In a story posted on Tuesday night, The New York Times, citing unnamed government officials, said that special counsel Patrick Fitzgerald, “is not expected to take any action” in the CIA leak case this week. That’s good news for me; I have tickets to see U2 on Wednesday night. But it’s also bad news, I am scheduled to go to Arkansas at the end of next week to deliver a speech at Arkansas State University-Jonesboro. (Longtime readers of this blog will recall that I was supposed to speak at Arkansas State University-Mountain Home last April but then the gig was canceled for what appeared to be political reasons. But after a mighty controversy erupted–in which the state legislature decried this apparent act of censorship–the faculty senate at ASU-Jonesboro voted for a resolution requesting that I be invited to speak at the Jonesboro campus, the main hub of the ASU system. The president of ASU took the faculty’s recommendation, and I accepted his invitation.) So I am now hoping that if anything happens it happens early next week. The grand jury is scheduled to expire October 28, and lawyers tell me that most prosecutors do not like to wait until the last day of a grand jury’s term to announce indictments. But it’s possible. It’s also possible that new information could cause Fitzgerald to extend his inquiry and impanel a new grand jury. Bottom line: we don’t know. On Tuesday, The Washington Post reported Fitzgerald might announce his findings on Wednesday. The Times then reported that would not be likely. What’s your hunch?

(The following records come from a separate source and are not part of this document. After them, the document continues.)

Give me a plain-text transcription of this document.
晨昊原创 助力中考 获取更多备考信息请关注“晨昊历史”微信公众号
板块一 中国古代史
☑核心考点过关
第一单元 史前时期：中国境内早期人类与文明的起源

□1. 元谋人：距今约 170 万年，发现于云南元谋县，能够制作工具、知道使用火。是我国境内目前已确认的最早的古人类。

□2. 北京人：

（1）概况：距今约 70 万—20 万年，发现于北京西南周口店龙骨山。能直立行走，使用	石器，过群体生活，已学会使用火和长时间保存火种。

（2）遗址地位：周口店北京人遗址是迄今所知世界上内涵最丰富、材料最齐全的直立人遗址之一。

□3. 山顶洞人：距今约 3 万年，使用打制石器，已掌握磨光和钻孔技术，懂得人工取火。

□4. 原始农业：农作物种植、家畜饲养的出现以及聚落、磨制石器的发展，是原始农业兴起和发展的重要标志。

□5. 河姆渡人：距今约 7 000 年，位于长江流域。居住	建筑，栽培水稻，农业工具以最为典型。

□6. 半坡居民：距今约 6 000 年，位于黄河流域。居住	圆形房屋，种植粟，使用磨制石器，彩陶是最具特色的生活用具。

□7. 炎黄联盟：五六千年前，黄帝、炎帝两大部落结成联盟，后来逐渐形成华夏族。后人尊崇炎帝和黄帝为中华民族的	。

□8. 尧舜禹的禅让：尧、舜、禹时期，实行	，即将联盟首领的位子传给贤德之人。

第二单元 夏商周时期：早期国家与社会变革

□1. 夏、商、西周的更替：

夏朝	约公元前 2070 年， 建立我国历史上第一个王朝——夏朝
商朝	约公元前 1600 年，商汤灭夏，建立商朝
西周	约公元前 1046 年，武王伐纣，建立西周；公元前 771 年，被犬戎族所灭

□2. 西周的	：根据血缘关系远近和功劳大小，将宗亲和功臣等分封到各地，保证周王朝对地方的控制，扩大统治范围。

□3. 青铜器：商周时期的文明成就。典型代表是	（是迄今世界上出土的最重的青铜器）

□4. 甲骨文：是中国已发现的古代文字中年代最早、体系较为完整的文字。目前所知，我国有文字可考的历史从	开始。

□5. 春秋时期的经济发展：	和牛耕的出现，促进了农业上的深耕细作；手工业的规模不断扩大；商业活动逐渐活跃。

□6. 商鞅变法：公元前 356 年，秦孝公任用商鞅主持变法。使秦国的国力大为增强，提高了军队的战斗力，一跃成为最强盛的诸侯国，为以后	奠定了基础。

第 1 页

Most of the Times piece was devoted to the question of whether Fitzgerald would issue a report if he declines to indict anyone. In the old days–that is, when there was an independent counsel law–independent counsels were obligated to issue final reports detailing what they had uncovered and explaining any decisions not to prosecute. Fitzgerald is not an independent counsel but a special prosecutor, appointed in 2003 by then-Deputy Attorney General James Comey because Attorney General John Ashcroft had recused himself. With the independent counsel law expired, there can no longer be independent counsels. Consequently, Fitzgerald is not required to file a final report.
But can he produce such a report if he would like to? As the Times notes, there is a debate among legal experts as to whether he has the authority to do so. Fitzgerald has obtain much of his information through the grand jury process, and grand jury proceedings are supposed to be secret. Some lawyers believe Fitzgerald could issue a report, especially if requested by Congress; others think Justice Department regulations would prohibit that. But you can guess how the political appointees at the Justice Department would interpret the regulations. And would any Republican leaders of Congress ask Fitzgerald for a report? With the Bush administration and congressional Republicans not keen to have a full accounting, it could be difficult for Fitzgerald–if he wants to produce a report–to win a tussle over how to read the regulations. As for whether Fitzgerald wishes to issue a final report, his office has declined to comment on this matter (or any other matter).